Wikileaks - Le Brésil lutte, mais en secret, contre le terrorisme islamique - novembre 2010



Pour un pays, devoir se défendre contre le terrorisme domestique serait devenu, en quelque sorte, comme lutter contre une maladie honteuse. En effet, comme cela dessert certains intérêts économiques et diplomatiques du pays et que cela risquerait de “stigmatiser les musulmans”, alors il vaut mieux passer sous silence les opérations antiterroristes.

Des documents diplomatiques des États-Unis publiés par Wikileaks révèlent que les autorités brésiliennes auraient arrêté “plusieurs suspects impliqués dans des “activités de financement du terrorisme”, mais, en les inculpants d’autres crimes” afin de ne pas attirer l’attention de la presse et de différentes sphères du gouvernement.”

L’information se trouvait dans des documents envoyés en Janvier 2008 au Département d’Etat par l’ancien ambassadeur des États-Unis au Brésil, Clifford Sobel, en référence à la politique brésilienne de lutte contre le terrorisme.

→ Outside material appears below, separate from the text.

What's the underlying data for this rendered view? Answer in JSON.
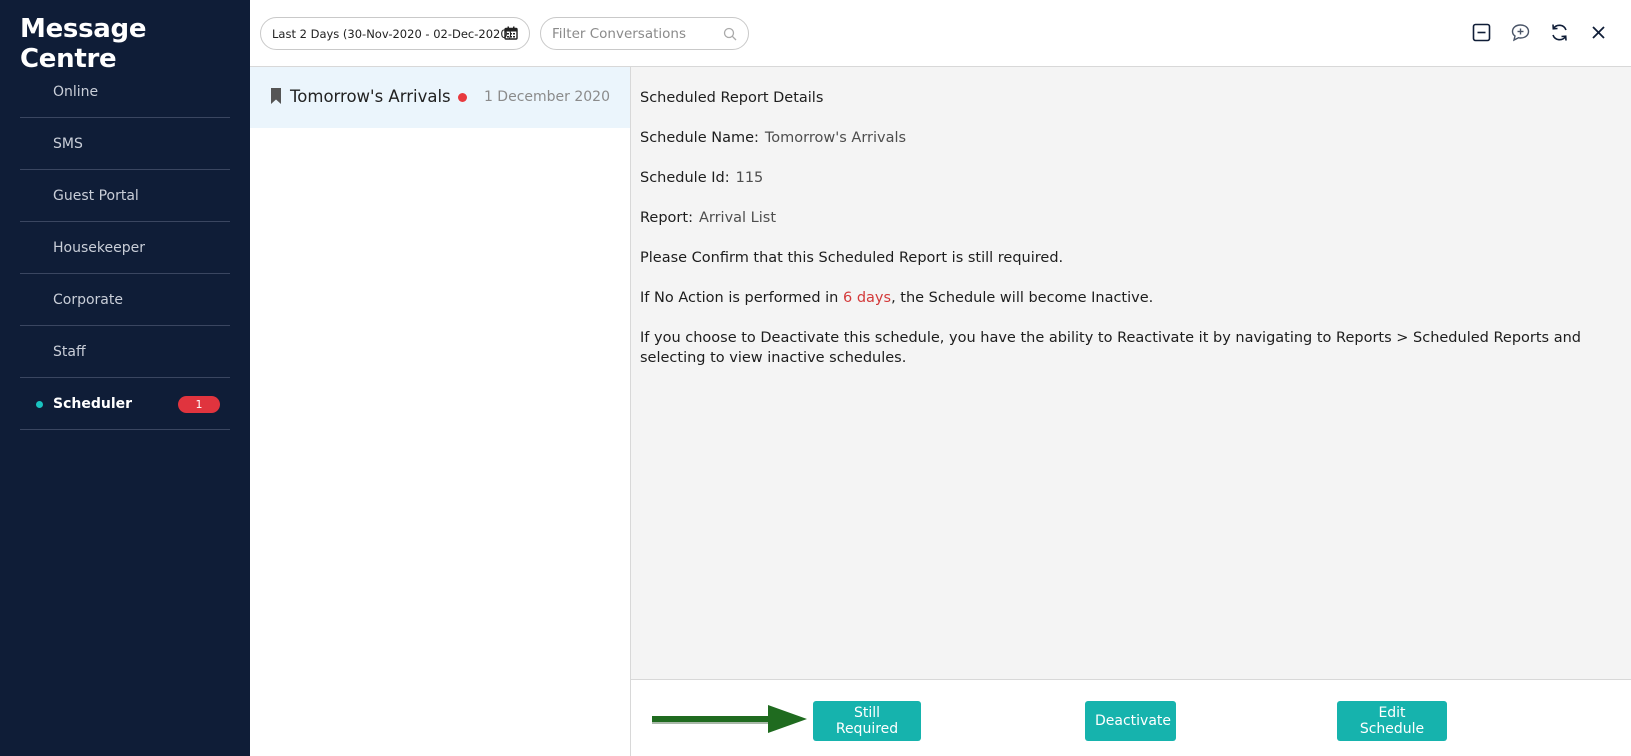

Dans les mémos envoyés au département d’Etat, l’ambassadeur américain indique que le gouvernement du Brésil est “un partenaire qui coopère” contre les activités terroristes, malgré ses dénégations officielles et en dépit du fait qu’il n’aime pas en faire une affaire publique. Le document ajoute que le Brésil a contribué fréquemment à ”l’ arrestation de personnes liées au terrorisme.”
La question est traitée avec une extrême précaution dans le pays parce que “le Brésil craint de stigmatiser sa communauté musulmane nombreuse” et de nuire à “son image de destination touristique.”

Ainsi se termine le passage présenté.